The Lightheadedness of Being

This last week has been a hard one. I am still trying to regain my feet after getting chemo a week ago. As such, this week marks an aberration in what I have come to expect in terms of bouncing back after a treatment. The question that begs to be asked of course is something else going on? This is the chink in the armor of anyone living with cancer. Every change in routine, every odd pain, a momentary stumble in the day-to-day routine takes on a significance that is larger than life – not to put too fine a point on it.

And because we are so nervous about things like this, we are in a poor position to evaluate it from an objective standpoint. I know something is different, but I don’t know what, or why, or how long it will be this way. It feels as though my blood sugars are off. I get weak and lightheaded and have the desire to eat. I fatigue very easily and am having trouble finishing my assignment lists.

Yesterday, I took the Wonder Dawg for a walk before lunch, but had to cut it short as I was feeling kind of wobbly and dizzy. It was like walking uphill all the way home. I ate something and then went and lay down. Two hours later, I felt better, but still under the spell of whatever is going on.
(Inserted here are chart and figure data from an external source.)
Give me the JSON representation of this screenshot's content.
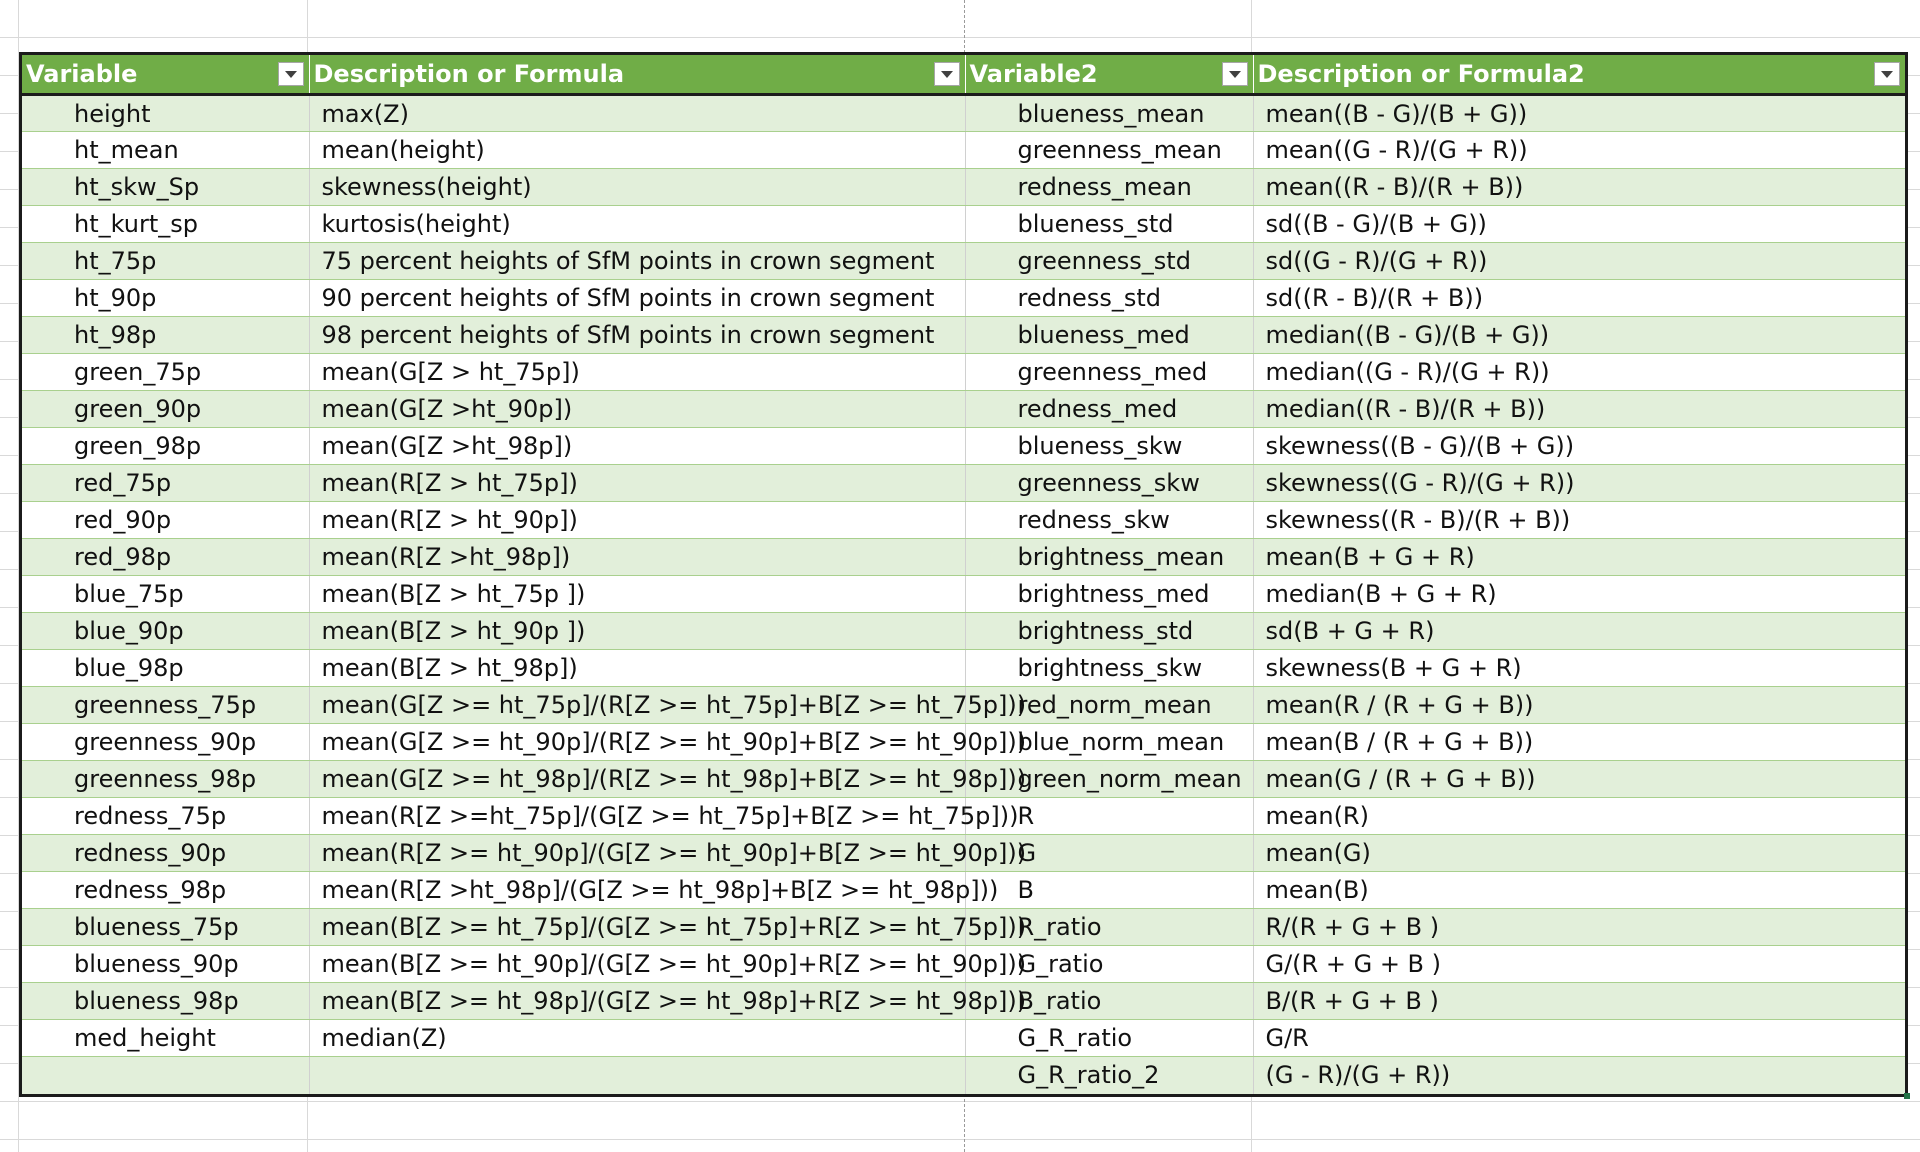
{
  "headers": {
    "variable": "Variable",
    "description": "Description or Formula",
    "variable2": "Variable2",
    "description2": "Description or Formula2"
  },
  "rows": [
    {
      "v": "height",
      "d": "max(Z)",
      "v2": "blueness_mean",
      "d2": "mean((B - G)/(B + G))"
    },
    {
      "v": "ht_mean",
      "d": "mean(height)",
      "v2": "greenness_mean",
      "d2": "mean((G - R)/(G + R))"
    },
    {
      "v": "ht_skw_Sp",
      "d": "skewness(height)",
      "v2": "redness_mean",
      "d2": "mean((R - B)/(R + B))"
    },
    {
      "v": "ht_kurt_sp",
      "d": "kurtosis(height)",
      "v2": "blueness_std",
      "d2": "sd((B - G)/(B + G))"
    },
    {
      "v": "ht_75p",
      "d": "75 percent heights of SfM points in crown segment",
      "v2": "greenness_std",
      "d2": "sd((G - R)/(G + R))"
    },
    {
      "v": "ht_90p",
      "d": "90 percent heights of SfM points in crown segment",
      "v2": "redness_std",
      "d2": "sd((R - B)/(R + B))"
    },
    {
      "v": "ht_98p",
      "d": "98 percent heights of SfM points in crown segment",
      "v2": "blueness_med",
      "d2": "median((B - G)/(B + G))"
    },
    {
      "v": "green_75p",
      "d": "mean(G[Z > ht_75p])",
      "v2": "greenness_med",
      "d2": "median((G - R)/(G + R))"
    },
    {
      "v": "green_90p",
      "d": "mean(G[Z >ht_90p])",
      "v2": "redness_med",
      "d2": "median((R - B)/(R + B))"
    },
    {
      "v": "green_98p",
      "d": "mean(G[Z >ht_98p])",
      "v2": "blueness_skw",
      "d2": "skewness((B - G)/(B + G))"
    },
    {
      "v": "red_75p",
      "d": "mean(R[Z > ht_75p])",
      "v2": "greenness_skw",
      "d2": "skewness((G - R)/(G + R))"
    },
    {
      "v": "red_90p",
      "d": "mean(R[Z > ht_90p])",
      "v2": "redness_skw",
      "d2": "skewness((R - B)/(R + B))"
    },
    {
      "v": "red_98p",
      "d": "mean(R[Z >ht_98p])",
      "v2": "brightness_mean",
      "d2": "mean(B + G + R)"
    },
    {
      "v": "blue_75p",
      "d": "mean(B[Z > ht_75p ])",
      "v2": "brightness_med",
      "d2": "median(B + G + R)"
    },
    {
      "v": "blue_90p",
      "d": "mean(B[Z > ht_90p ])",
      "v2": "brightness_std",
      "d2": "sd(B + G + R)"
    },
    {
      "v": "blue_98p",
      "d": "mean(B[Z >  ht_98p])",
      "v2": "brightness_skw",
      "d2": "skewness(B + G + R)"
    },
    {
      "v": "greenness_75p",
      "d": "mean(G[Z >= ht_75p]/(R[Z >= ht_75p]+B[Z >= ht_75p]))",
      "v2": "red_norm_mean",
      "d2": "mean(R / (R + G + B))"
    },
    {
      "v": "greenness_90p",
      "d": "mean(G[Z >= ht_90p]/(R[Z >= ht_90p]+B[Z >= ht_90p]))",
      "v2": "blue_norm_mean",
      "d2": "mean(B / (R + G + B))"
    },
    {
      "v": "greenness_98p",
      "d": "mean(G[Z >= ht_98p]/(R[Z >= ht_98p]+B[Z >= ht_98p]))",
      "v2": "green_norm_mean",
      "d2": "mean(G / (R + G + B))"
    },
    {
      "v": "redness_75p",
      "d": "mean(R[Z >=ht_75p]/(G[Z >= ht_75p]+B[Z >= ht_75p]))",
      "v2": "R",
      "d2": "mean(R)"
    },
    {
      "v": "redness_90p",
      "d": "mean(R[Z >= ht_90p]/(G[Z >= ht_90p]+B[Z >= ht_90p]))",
      "v2": "G",
      "d2": "mean(G)"
    },
    {
      "v": "redness_98p",
      "d": "mean(R[Z >ht_98p]/(G[Z >= ht_98p]+B[Z >= ht_98p]))",
      "v2": "B",
      "d2": "mean(B)"
    },
    {
      "v": "blueness_75p",
      "d": "mean(B[Z >= ht_75p]/(G[Z >= ht_75p]+R[Z >= ht_75p]))",
      "v2": "R_ratio",
      "d2": "R/(R + G + B )"
    },
    {
      "v": "blueness_90p",
      "d": "mean(B[Z >= ht_90p]/(G[Z >= ht_90p]+R[Z >= ht_90p]))",
      "v2": "G_ratio",
      "d2": "G/(R + G + B )"
    },
    {
      "v": "blueness_98p",
      "d": "mean(B[Z >= ht_98p]/(G[Z >= ht_98p]+R[Z >= ht_98p]))",
      "v2": "B_ratio",
      "d2": "B/(R + G + B )"
    },
    {
      "v": "med_height",
      "d": "median(Z)",
      "v2": "G_R_ratio",
      "d2": "G/R"
    },
    {
      "v": "",
      "d": "",
      "v2": "G_R_ratio_2",
      "d2": "(G - R)/(G + R))"
    }
  ],
  "colors": {
    "header_bg": "#70ad47",
    "band_bg": "#e2efda",
    "border": "#1b1b1b"
  },
  "icons": {
    "filter": "dropdown-arrow-icon"
  }
}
I hate taking the next step, which is to try to get in to see one of my docs. It means so much screwing around, not the least of which is driving across town. I will wait and see how things go this weekend and will make the call if I still feel bad next week.

My reason for procrastinating is easy to explain. In fact, I need no reason, I AM a procrastinator by nature, especially when the task in front of me is one I don’t want to do. But, there is more in this case. J and I are heading north this afternoon for the weekend. The college FM station where I used to do late night shows is having it’s 50th Anniversary Celebration and is throwing a couple of concerts, a dinner, and other opportunities to meet and greet old friends – many of whom I know from the sound of their voices rather than their faces.

We will be taking J’s bike along and if it doesn’t rain too much, he will have the freedom to get himself around to visit with cousins and just to get out on his own.

So, I don’t want to do anything to jeopardize that. We will take the laptop along, so we will be able to check in from Grandma’s. Ciao.